While you were oohing and ahhing (or hemming and hawing) over the slick visual redesign coming in Apple's next iOS software update, San Francisco District Attorney George Gascón and New York State Attorney General Eric Schneiderman were plotting to curb smartphone thefts by lobbying major wireless carriers for a remote kill switch, which would make it impossible to re-activate a stolen device.

The feature has long been available to cellphone users outside of the U.S., where there's less incentive to swipe someone else's mobile device if a service provider can easily turn it into a useless, unsellable piece of electronics. Stateside, however, the common thought is our ever-greedy service providers have no interest in curbing phone theft, because they like that you keep coming back to buy them anyway. According to the FCC, one in three robberies in the country involves a stolen cellphone. Later this year, the FCC will start keeping track of stolen cellphones in a nationwide database.
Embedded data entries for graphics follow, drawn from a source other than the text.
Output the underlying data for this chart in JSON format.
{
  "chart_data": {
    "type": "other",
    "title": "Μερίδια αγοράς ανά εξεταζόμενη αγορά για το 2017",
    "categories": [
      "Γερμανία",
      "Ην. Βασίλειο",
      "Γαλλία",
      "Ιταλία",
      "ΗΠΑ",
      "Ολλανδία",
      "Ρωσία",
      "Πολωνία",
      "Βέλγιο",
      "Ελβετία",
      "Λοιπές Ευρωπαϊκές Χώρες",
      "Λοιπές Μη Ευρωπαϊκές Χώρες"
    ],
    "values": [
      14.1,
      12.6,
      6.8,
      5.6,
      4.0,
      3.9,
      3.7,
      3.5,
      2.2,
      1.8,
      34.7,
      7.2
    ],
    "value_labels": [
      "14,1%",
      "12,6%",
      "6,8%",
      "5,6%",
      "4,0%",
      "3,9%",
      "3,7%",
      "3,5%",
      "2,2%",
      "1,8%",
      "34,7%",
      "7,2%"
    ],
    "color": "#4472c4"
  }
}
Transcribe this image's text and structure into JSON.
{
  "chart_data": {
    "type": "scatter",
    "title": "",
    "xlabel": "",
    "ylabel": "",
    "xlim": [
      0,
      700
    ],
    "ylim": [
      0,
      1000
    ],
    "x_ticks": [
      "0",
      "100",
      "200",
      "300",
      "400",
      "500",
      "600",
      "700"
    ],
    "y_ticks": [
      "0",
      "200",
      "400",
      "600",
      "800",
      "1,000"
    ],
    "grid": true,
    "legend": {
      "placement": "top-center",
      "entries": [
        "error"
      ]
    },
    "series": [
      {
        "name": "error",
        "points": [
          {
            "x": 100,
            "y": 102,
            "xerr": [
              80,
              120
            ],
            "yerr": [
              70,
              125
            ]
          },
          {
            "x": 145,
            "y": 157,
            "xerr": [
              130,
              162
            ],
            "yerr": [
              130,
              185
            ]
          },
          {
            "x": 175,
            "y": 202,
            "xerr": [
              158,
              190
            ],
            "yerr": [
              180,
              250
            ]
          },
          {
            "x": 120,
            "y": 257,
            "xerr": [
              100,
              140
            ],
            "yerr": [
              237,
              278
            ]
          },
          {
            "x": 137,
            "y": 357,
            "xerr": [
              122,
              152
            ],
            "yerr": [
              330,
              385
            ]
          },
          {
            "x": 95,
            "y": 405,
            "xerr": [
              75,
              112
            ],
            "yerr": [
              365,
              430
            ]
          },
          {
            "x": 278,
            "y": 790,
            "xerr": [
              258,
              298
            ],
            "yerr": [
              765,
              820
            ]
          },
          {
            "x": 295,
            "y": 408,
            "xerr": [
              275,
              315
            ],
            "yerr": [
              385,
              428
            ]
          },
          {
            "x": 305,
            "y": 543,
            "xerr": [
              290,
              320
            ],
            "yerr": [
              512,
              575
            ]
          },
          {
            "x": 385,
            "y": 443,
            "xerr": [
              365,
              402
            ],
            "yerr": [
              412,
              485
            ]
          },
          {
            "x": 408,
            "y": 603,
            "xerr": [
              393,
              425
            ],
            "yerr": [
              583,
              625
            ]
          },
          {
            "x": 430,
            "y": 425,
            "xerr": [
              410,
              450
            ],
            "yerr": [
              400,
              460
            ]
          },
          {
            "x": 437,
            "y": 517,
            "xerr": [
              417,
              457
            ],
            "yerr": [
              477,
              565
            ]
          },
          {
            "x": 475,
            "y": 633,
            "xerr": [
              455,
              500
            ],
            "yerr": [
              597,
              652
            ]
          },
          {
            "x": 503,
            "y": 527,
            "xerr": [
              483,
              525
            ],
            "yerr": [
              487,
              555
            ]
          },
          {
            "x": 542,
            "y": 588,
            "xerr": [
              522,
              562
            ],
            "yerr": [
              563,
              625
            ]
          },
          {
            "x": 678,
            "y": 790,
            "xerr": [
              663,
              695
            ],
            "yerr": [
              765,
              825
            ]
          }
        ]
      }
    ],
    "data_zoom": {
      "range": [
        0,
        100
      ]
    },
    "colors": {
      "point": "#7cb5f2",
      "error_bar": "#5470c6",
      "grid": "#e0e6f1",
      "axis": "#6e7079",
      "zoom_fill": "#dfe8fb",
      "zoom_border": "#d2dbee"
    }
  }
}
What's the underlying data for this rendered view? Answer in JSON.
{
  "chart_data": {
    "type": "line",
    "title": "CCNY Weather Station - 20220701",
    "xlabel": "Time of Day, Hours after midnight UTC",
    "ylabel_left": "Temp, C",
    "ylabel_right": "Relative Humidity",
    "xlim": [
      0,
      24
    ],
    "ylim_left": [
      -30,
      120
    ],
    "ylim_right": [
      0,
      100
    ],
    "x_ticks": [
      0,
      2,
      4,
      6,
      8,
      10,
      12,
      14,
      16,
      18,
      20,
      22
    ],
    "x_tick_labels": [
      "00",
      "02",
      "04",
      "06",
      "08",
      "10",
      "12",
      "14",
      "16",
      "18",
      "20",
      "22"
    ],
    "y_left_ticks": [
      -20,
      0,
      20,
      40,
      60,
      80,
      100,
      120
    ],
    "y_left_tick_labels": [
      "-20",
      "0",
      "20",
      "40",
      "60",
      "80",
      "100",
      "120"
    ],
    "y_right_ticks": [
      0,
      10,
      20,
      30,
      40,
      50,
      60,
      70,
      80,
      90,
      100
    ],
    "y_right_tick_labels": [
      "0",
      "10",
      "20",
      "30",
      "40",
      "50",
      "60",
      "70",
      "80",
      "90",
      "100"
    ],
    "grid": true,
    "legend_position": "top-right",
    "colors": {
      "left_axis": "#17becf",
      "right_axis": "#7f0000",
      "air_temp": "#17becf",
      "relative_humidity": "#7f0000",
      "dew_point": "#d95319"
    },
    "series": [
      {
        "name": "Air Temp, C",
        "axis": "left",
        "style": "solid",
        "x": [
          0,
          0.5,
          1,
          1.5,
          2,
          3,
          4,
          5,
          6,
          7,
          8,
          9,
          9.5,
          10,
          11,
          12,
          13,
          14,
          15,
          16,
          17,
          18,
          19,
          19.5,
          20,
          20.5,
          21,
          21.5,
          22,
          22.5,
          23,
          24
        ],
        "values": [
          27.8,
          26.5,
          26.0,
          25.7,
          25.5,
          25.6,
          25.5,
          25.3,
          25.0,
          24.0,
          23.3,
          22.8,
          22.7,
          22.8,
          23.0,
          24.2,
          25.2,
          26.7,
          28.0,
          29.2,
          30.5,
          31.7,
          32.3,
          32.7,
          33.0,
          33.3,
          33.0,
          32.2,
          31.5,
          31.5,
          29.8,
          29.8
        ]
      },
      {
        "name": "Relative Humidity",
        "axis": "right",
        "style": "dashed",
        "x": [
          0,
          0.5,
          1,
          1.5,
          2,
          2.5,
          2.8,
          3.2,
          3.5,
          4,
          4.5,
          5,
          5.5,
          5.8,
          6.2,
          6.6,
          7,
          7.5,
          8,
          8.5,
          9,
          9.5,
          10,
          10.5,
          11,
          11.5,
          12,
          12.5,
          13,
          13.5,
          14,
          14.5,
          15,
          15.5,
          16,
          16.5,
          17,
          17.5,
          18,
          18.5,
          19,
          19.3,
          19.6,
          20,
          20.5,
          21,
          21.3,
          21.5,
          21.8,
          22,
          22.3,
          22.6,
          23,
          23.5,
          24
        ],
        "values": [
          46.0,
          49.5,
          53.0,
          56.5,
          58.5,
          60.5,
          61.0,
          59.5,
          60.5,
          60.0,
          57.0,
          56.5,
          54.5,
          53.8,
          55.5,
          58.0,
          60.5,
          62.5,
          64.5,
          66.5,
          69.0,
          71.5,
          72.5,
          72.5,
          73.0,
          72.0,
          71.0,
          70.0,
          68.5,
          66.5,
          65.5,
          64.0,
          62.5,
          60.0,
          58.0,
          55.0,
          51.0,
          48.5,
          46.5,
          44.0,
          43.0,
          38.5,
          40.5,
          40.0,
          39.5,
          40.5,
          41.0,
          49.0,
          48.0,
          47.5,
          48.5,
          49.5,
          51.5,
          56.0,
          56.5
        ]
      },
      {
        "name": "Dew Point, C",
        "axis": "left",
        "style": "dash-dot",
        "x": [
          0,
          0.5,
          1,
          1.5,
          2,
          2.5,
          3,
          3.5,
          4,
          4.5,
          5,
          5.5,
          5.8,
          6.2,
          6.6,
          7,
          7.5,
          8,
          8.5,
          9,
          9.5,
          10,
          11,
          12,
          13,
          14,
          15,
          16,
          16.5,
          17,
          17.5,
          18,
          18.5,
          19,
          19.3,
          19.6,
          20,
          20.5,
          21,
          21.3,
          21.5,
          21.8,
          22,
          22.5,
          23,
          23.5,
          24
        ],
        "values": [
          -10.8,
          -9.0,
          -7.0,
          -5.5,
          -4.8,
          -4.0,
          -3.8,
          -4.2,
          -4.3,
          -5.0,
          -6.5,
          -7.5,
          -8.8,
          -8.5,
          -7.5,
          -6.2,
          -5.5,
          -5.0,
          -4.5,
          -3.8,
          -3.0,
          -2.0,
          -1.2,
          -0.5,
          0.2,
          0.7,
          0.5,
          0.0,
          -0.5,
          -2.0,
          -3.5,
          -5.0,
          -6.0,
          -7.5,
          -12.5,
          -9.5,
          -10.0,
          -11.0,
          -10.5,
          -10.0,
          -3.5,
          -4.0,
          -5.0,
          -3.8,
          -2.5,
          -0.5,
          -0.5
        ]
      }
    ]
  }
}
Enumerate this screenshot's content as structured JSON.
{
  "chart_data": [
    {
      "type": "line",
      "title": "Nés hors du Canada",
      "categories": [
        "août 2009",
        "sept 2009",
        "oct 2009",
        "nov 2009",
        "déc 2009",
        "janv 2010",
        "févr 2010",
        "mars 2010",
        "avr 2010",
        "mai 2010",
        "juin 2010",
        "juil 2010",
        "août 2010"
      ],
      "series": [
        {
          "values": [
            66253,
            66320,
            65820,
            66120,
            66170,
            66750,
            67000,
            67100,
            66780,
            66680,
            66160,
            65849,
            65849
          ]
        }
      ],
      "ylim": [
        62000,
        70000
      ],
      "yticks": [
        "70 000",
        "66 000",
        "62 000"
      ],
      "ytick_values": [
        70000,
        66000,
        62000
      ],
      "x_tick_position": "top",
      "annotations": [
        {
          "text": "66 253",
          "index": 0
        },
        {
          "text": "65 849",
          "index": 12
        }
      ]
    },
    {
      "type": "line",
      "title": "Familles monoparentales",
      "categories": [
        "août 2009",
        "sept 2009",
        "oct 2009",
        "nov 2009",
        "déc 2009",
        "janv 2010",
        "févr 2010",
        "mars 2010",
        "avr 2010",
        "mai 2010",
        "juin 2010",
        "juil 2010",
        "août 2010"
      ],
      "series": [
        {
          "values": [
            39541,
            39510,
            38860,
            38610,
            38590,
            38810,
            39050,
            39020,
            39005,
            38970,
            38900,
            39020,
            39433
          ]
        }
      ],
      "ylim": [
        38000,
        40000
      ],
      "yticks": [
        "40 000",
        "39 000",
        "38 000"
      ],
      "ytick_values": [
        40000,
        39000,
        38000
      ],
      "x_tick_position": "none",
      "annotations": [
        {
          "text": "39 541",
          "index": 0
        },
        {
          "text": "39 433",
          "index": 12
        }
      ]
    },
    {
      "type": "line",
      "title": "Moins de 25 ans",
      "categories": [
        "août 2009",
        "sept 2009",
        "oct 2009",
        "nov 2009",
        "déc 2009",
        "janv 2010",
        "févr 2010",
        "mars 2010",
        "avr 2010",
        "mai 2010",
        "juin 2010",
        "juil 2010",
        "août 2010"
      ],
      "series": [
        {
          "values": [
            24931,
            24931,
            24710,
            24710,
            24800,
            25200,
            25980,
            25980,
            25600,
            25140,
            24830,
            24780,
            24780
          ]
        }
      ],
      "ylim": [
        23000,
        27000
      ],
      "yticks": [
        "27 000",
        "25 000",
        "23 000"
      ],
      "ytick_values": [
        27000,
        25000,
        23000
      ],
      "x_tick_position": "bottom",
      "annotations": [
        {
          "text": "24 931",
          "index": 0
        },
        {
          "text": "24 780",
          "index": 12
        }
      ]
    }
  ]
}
In San Francisco, where the snatch-and-run phone thief is a common occurrence on public transit, SFPD Chief Greg Suhr says the percentage of thefts that include portable gadgets is even higher: "And I can say routinely, in all areas, over 50 percent of our property crime is mobile devices," Suhr told the Chronicle's Chuck Nevius, who has been making the cellphone killswitch one of his causes célèbres along with Tenderloin Fecal Identification and maintaining a love/hate relationship with the America's Cup.

Gascón and Schneiderman are scheduled to host a summit with phone manufacturers from Apple, Google, Samsung and Microsoft in New York on Thursday, but yesterday at Apple's World Wide Developers Conference the company announced a similar security upgrades to the Find My iPhone system. (You know, the one that is currently only useful if you leave your phone in a cab or behind a couch, but quickly disabled by turning off the phone.) Apple hasn't laid out all of the details yet, but it will require your Apple login information in order to turn off the Find My iPhone feature and the same information to reactivate it after stolen.

In a statement, Gascón and Schneider said they'd check out Apple's new features but are reserving judgement for now.